Hands holding a sparkler firework in the dark
The days of just a humble sparkler in the back garden are long gone
Event insurers Arag.co.uk are warning private firework party organisers about the legal responsibilities and risks that garden displays entail ahead of Bonfire Night - and there could be stiff penalties handed out to amateur pyrotechnicians who breach these regulations.

ARAG’s checklist for anyone planning garden displays this weekend is:

• Keep it at home - It has been illegal to set off fireworks “in or into any highway, street, thoroughfare or public place” since the Explosives Act of 1875

• Adults only - Possession of category 2 (garden) and category 3 (display) fireworks in a public place by anyone under the age of 18 is also an offence

• No pro, no show - Only pyrotechnics professionals are legally allowed to buy or possess category 4 (public display) fireworks

• Observe the curfew - Private firework displays must normally end by 11pm but the curfew is extended to midnight on November 5

You can find more safety tips for bonfire night, including a downloadable guide at bonfire-night-safety.co.uk.

The penalty for breaching the regulations is a fine of up to £5,000 or up to 6 months in prison.
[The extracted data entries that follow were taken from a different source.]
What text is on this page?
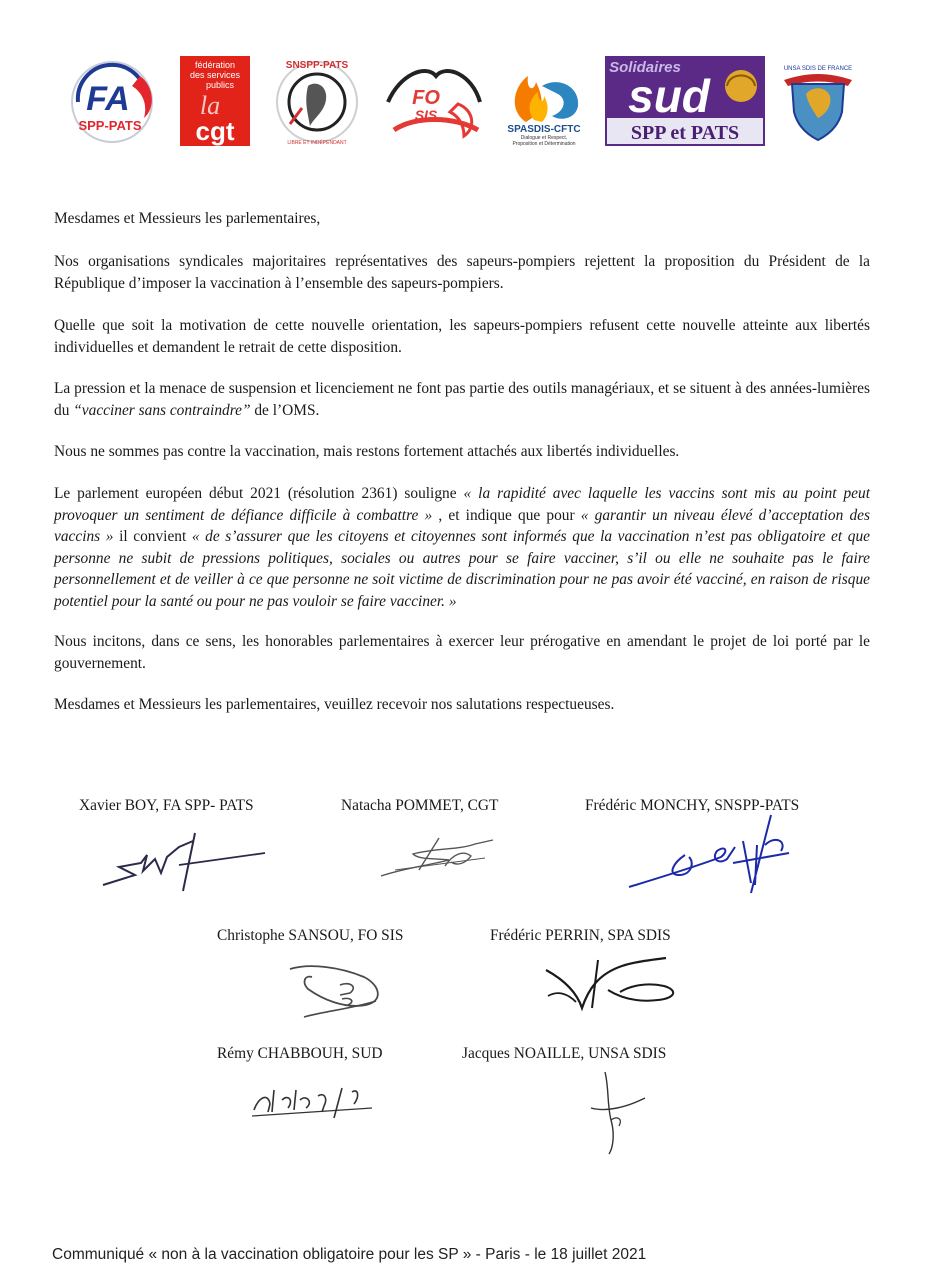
FA
SPP-PATS
fédération
des services
publics
la
cgt
SNSPP-PATS
LIBRE ET INDÉPENDANT
FO
SIS
SPASDIS-CFTC
Dialogue et Respect,
Proposition et Détermination
Solidaires
sud
SPP et PATS
UNSA SDIS DE FRANCE

Mesdames et Messieurs les parlementaires,

Nos organisations syndicales majoritaires représentatives des sapeurs-pompiers rejettent la proposition du Président de la République d’imposer la vaccination à l’ensemble des sapeurs-pompiers.

Quelle que soit la motivation de cette nouvelle orientation, les sapeurs-pompiers refusent cette nouvelle atteinte aux libertés individuelles et demandent le retrait de cette disposition.

La pression et la menace de suspension et licenciement ne font pas partie des outils managériaux, et se situent à des années-lumières du “vacciner sans contraindre” de l’OMS.

Nous ne sommes pas contre la vaccination, mais restons fortement attachés aux libertés individuelles.

Le parlement européen début 2021 (résolution 2361) souligne « la rapidité avec laquelle les vaccins sont mis au point peut provoquer un sentiment de défiance difficile à combattre » , et indique que pour « garantir un niveau élevé d’acceptation des vaccins » il convient « de s’assurer que les citoyens et citoyennes sont informés que la vaccination n’est pas obligatoire et que personne ne subit de pressions politiques, sociales ou autres pour se faire vacciner, s’il ou elle ne souhaite pas le faire personnellement et de veiller à ce que personne ne soit victime de discrimination pour ne pas avoir été vacciné, en raison de risque potentiel pour la santé ou pour ne pas vouloir se faire vacciner. »

Nous incitons, dans ce sens, les honorables parlementaires à exercer leur prérogative en amendant le projet de loi porté par le gouvernement.

Mesdames et Messieurs les parlementaires, veuillez recevoir nos salutations respectueuses.

Xavier BOY, FA SPP- PATS	Natacha POMMET, CGT	Frédéric MONCHY, SNSPP-PATS
Christophe SANSOU, FO SIS	Frédéric PERRIN, SPA SDIS
Rémy CHABBOUH, SUD	Jacques NOAILLE, UNSA SDIS
Communiqué « non à la vaccination obligatoire pour les SP » - Paris - le 18 juillet 2021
Such offences can also be dealt with through on-the-spot fines of £90.

Anyone hosting a private party or setting off fireworks could also face civil action if a guest is injured by a firework or the bonfire.

And of course there's the potential distress to our pets.

This is, of course, all well and good but I hope that these regulations are enforced.

I also think it's time to supermarkets and other major retailers to review their policy on selling fireworks direct to the general public.

Having listened to fireworks being let off in the streets around me in the middle of the night for days now, I suspect there are quite a few who would agree with me.